Presidente do país há 35 anos e acusado pela Anistia Internacional de violações de direitos humanos teria dado R$10 milhões para escola de samba

Foto: Marco Antonio Cavalcanti/ Riotur

Foto: Marco Antonio Cavalcanti/ Riotur

No fim da tarde desta quarta-feira (18/2) foi anunciada a escola de samba vencedora do Carnaval do Rio de Janeiro de 2015. A campeã Beija-Flor de Nilópolis, que entrou na Marquês de Sapucaí com o enredo  “Um Griô conta a história: um olhar sobre a África e o despontar da Guiné Equatorial. Caminhemos sobre a trilha de nossa felicidade”, liderou a disputa desde o primeiro quesito.

De acordo com o Jornal O Globo, o ditador da Guiné Equatorial há 35 anos, Teodoro Obiang Nguema Mbasogo, teria patrocinado o desfile deste ano da escola. Segundo a publicação, o presidente do país africano acompanha o Carnaval carioca há dez anos e deu R$10 milhões para a Beija-Flor fazer um enredo que homenageasse o país que governa.

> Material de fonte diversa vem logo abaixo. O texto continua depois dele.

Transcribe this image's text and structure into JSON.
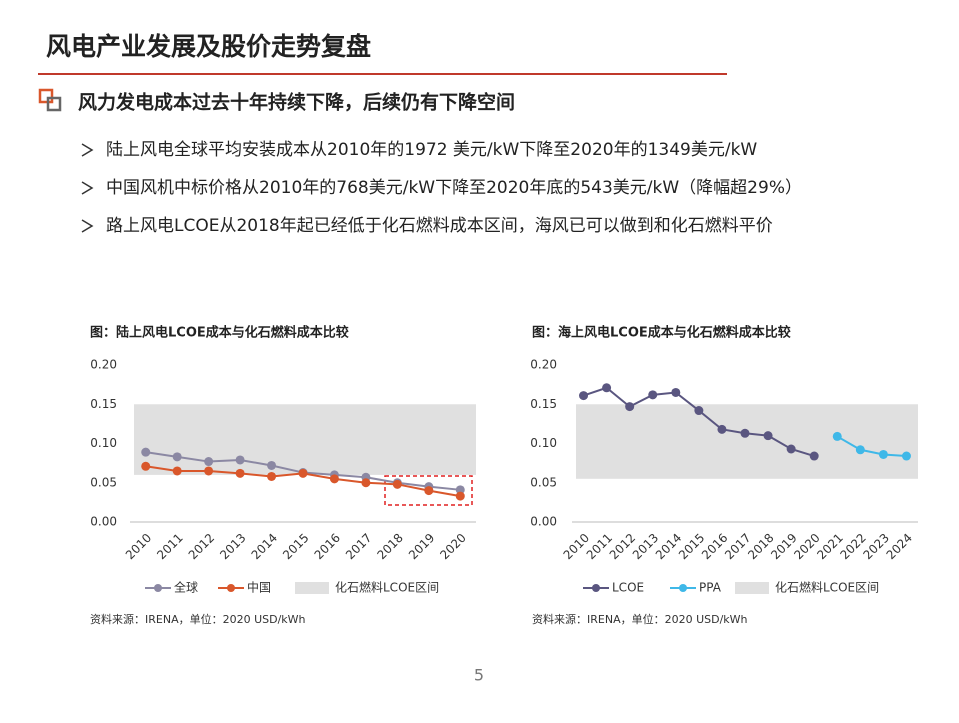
{
  "header": {
    "title": "风电产业发展及股价走势复盘",
    "subtitle": "风力发电成本过去十年持续下降，后续仍有下降空间"
  },
  "bullets": [
    "陆上风电全球平均安装成本从2010年的1972 美元/kW下降至2020年的1349美元/kW",
    "中国风机中标价格从2010年的768美元/kW下降至2020年底的543美元/kW（降幅超29%）",
    "路上风电LCOE从2018年起已经低于化石燃料成本区间，海风已可以做到和化石燃料平价"
  ],
  "page_number": "5",
  "chart_data": [
    {
      "type": "line",
      "title": "图：陆上风电LCOE成本与化石燃料成本比较",
      "categories": [
        "2010",
        "2011",
        "2012",
        "2013",
        "2014",
        "2015",
        "2016",
        "2017",
        "2018",
        "2019",
        "2020"
      ],
      "series": [
        {
          "name": "全球",
          "color": "#8b88a3",
          "values": [
            0.089,
            0.083,
            0.077,
            0.079,
            0.072,
            0.063,
            0.06,
            0.057,
            0.05,
            0.045,
            0.041
          ]
        },
        {
          "name": "中国",
          "color": "#d9572b",
          "values": [
            0.071,
            0.065,
            0.065,
            0.062,
            0.058,
            0.062,
            0.055,
            0.05,
            0.048,
            0.04,
            0.033
          ]
        }
      ],
      "range_band": {
        "name": "化石燃料LCOE区间",
        "color": "#e0e0e0",
        "values": [
          0.06,
          0.15
        ]
      },
      "ylim": [
        0,
        0.2
      ],
      "yticks": [
        {
          "value": 0,
          "label": "0.00"
        },
        {
          "value": 0.05,
          "label": "0.05"
        },
        {
          "value": 0.1,
          "label": "0.10"
        },
        {
          "value": 0.15,
          "label": "0.15"
        },
        {
          "value": 0.2,
          "label": "0.20"
        }
      ],
      "source": "资料来源：IRENA，单位：2020 USD/kWh"
    },
    {
      "type": "line",
      "title": "图：海上风电LCOE成本与化石燃料成本比较",
      "categories": [
        "2010",
        "2011",
        "2012",
        "2013",
        "2014",
        "2015",
        "2016",
        "2017",
        "2018",
        "2019",
        "2020",
        "2021",
        "2022",
        "2023",
        "2024"
      ],
      "series": [
        {
          "name": "LCOE",
          "color": "#5a5680",
          "values": [
            0.161,
            0.171,
            0.147,
            0.162,
            0.165,
            0.142,
            0.118,
            0.113,
            0.11,
            0.093,
            0.084,
            null,
            null,
            null,
            null
          ]
        },
        {
          "name": "PPA",
          "color": "#3fb8e8",
          "values": [
            null,
            null,
            null,
            null,
            null,
            null,
            null,
            null,
            null,
            null,
            null,
            0.109,
            0.092,
            0.086,
            0.084
          ]
        }
      ],
      "range_band": {
        "name": "化石燃料LCOE区间",
        "color": "#e0e0e0",
        "values": [
          0.055,
          0.15
        ]
      },
      "ylim": [
        0,
        0.2
      ],
      "yticks": [
        {
          "value": 0,
          "label": "0.00"
        },
        {
          "value": 0.05,
          "label": "0.05"
        },
        {
          "value": 0.1,
          "label": "0.10"
        },
        {
          "value": 0.15,
          "label": "0.15"
        },
        {
          "value": 0.2,
          "label": "0.20"
        }
      ],
      "source": "资料来源：IRENA，单位：2020 USD/kWh"
    }
  ]
}
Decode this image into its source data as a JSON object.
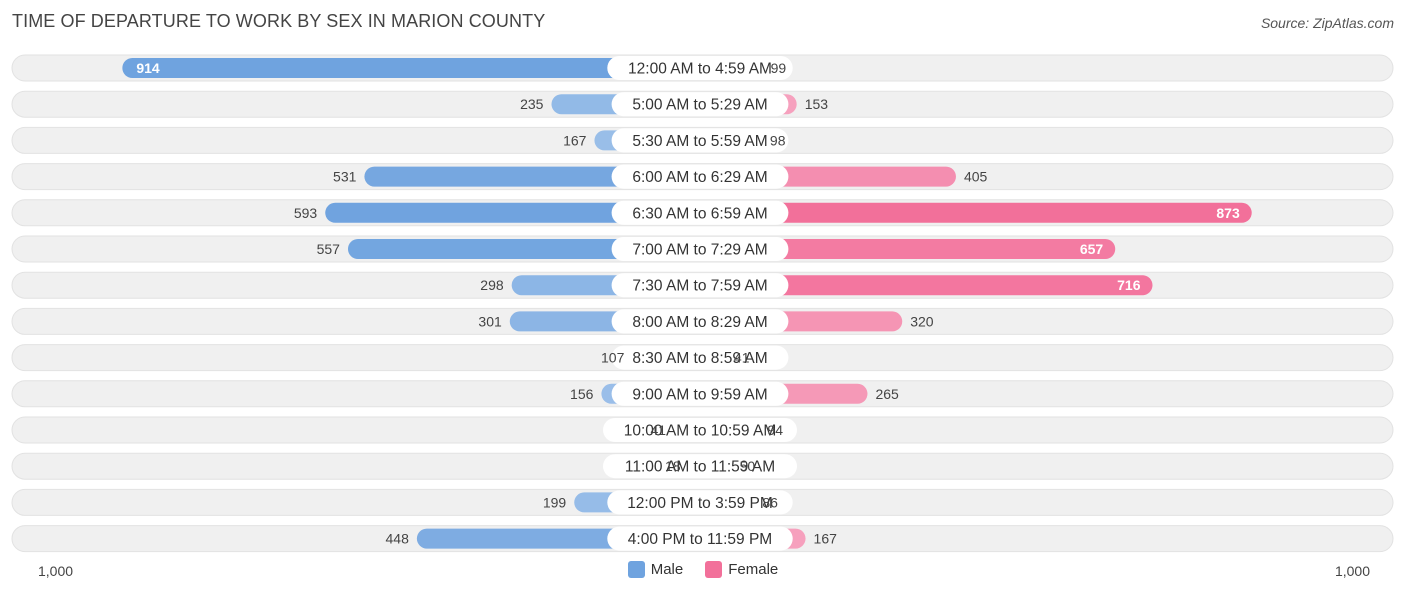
{
  "header": {
    "title": "TIME OF DEPARTURE TO WORK BY SEX IN MARION COUNTY",
    "source": "Source: ZipAtlas.com"
  },
  "colors": {
    "male": "#6fa3df",
    "male_light": "#a9c8ec",
    "female": "#f2709a",
    "female_light": "#f7adc6",
    "track": "#f0f0f0"
  },
  "legend": {
    "male": "Male",
    "female": "Female"
  },
  "axis": {
    "left_label": "1,000",
    "right_label": "1,000"
  },
  "chart_data": {
    "type": "bar",
    "orientation": "diverging-horizontal",
    "categories": [
      "12:00 AM to 4:59 AM",
      "5:00 AM to 5:29 AM",
      "5:30 AM to 5:59 AM",
      "6:00 AM to 6:29 AM",
      "6:30 AM to 6:59 AM",
      "7:00 AM to 7:29 AM",
      "7:30 AM to 7:59 AM",
      "8:00 AM to 8:29 AM",
      "8:30 AM to 8:59 AM",
      "9:00 AM to 9:59 AM",
      "10:00 AM to 10:59 AM",
      "11:00 AM to 11:59 AM",
      "12:00 PM to 3:59 PM",
      "4:00 PM to 11:59 PM"
    ],
    "series": [
      {
        "name": "Male",
        "values": [
          914,
          235,
          167,
          531,
          593,
          557,
          298,
          301,
          107,
          156,
          41,
          18,
          199,
          448
        ]
      },
      {
        "name": "Female",
        "values": [
          99,
          153,
          98,
          405,
          873,
          657,
          716,
          320,
          41,
          265,
          94,
          50,
          86,
          167
        ]
      }
    ],
    "xlim": [
      -1000,
      1000
    ],
    "title": "TIME OF DEPARTURE TO WORK BY SEX IN MARION COUNTY",
    "legend_position": "bottom-center"
  }
}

Para não ter sua imagem ligada a uma das ditaduras mais sangrentas do mundo, a escola teria feito referência à Africa e só falou diretamente da Guiné Equatorial em duas passagens do samba.

Com essa vitória, a Beija-Flor foi a vencedora, pela 13ª vez, do grupo especial do Carnaval carioca e continua sendo a maior campeã da era do Sambódromo.

O embaixador da Guiné Equatorial no Brasil desfilou em um dos carros da escola. O vice-presidente do país e filho do atual presidente assistiu o desfile em um camarote especial e saiu do Sambódromo logo após o desfile da azul e branco.